Silvester im Nordosten

Es geht weiter Richtung Ostküste, wo wir in Mapua, einem kleinen Ort in der Nähe von Nelson übernachten, dieses Mal sogar drei Nächte. Unser Quartier liegt im ersten Stock eines Containerhauses direkt am Wasser, im Reiseprospekt würde so etwas wie ein nicht einklagbarer seitlicher Meerblick stehen. Die Wohnung ist recht modern eingerichtet und wir fühlen uns gleich wohl. Ein erster Spaziergang an der Mole bzw. Strandpromenade bringt ein paar nette Lokale und lustiges Treiben am letzten Tag dieses Jahres zum Vorschein.

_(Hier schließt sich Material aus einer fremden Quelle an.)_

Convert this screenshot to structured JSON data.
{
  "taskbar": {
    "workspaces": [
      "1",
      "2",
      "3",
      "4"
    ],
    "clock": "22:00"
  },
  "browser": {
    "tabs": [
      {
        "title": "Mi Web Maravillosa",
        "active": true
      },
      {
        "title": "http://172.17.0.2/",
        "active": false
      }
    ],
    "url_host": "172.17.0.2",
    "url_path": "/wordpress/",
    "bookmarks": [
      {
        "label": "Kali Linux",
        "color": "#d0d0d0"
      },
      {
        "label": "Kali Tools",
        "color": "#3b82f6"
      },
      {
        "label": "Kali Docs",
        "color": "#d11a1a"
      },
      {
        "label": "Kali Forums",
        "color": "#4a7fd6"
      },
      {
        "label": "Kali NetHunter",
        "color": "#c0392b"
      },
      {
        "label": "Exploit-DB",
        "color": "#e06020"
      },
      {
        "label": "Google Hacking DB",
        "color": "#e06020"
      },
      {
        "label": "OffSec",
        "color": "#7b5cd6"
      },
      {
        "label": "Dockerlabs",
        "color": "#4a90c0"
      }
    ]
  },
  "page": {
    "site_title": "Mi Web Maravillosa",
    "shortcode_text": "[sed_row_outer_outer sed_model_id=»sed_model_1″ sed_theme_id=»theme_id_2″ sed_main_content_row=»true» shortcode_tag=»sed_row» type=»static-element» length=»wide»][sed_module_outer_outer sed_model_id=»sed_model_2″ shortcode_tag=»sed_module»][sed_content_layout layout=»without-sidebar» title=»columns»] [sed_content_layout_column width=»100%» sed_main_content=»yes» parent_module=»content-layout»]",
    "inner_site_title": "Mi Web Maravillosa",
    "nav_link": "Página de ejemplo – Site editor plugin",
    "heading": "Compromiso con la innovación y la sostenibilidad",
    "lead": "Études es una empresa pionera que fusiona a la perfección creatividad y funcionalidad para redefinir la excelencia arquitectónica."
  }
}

Was machen wir heute zu Silvester? Wir machen uns Salat und Pasta. Sollen wir noch weggehen? Gibt es ein Feuerwerk? Diese Frage stellen wir unserer nett wirkenden Quartierfrau per Messenger.

Die Antwort kommt prompt: Sie weiß es nicht, wir sollen im Internet schauen. Ernsthaft, sie weiß es nicht? Raphaela findet schließlich einen aktuellen Hinweis auf ein Feuerwerk eine halbe Stunde nördlich von hier - an einem Strand! Das können wir uns doch nicht entgehen lassen.

Spätestens, als wir im Ort Kaiteriteri ankommen, sieht man schon an den Menschen- und Autokolonnen, dass wir richtig sind. Schnell noch ein Parkplatz gesucht und schon stellen wir uns rechtzeitig an den Strand. Und tatsächlich, ein paar Minuten ist es soweit, auf einem Boot im Hafen werden die Feuerwerkskörper abgefeuert. Wir stehen leicht bekleidet davor, sehen wie Menschen das Schauspiel schwimmend und plantschend erleben, viele sitzen einfach im Sand und hinter uns gehen die Partypeople zur Musik ab. Das Feuerwerk ist zwar nicht das großte, das ich gesehen habe, aber es ist dank der lauen Temperatur einfach angenehm hier zu stehen und das Spektakel zu beobachten! Prosit Neujahr!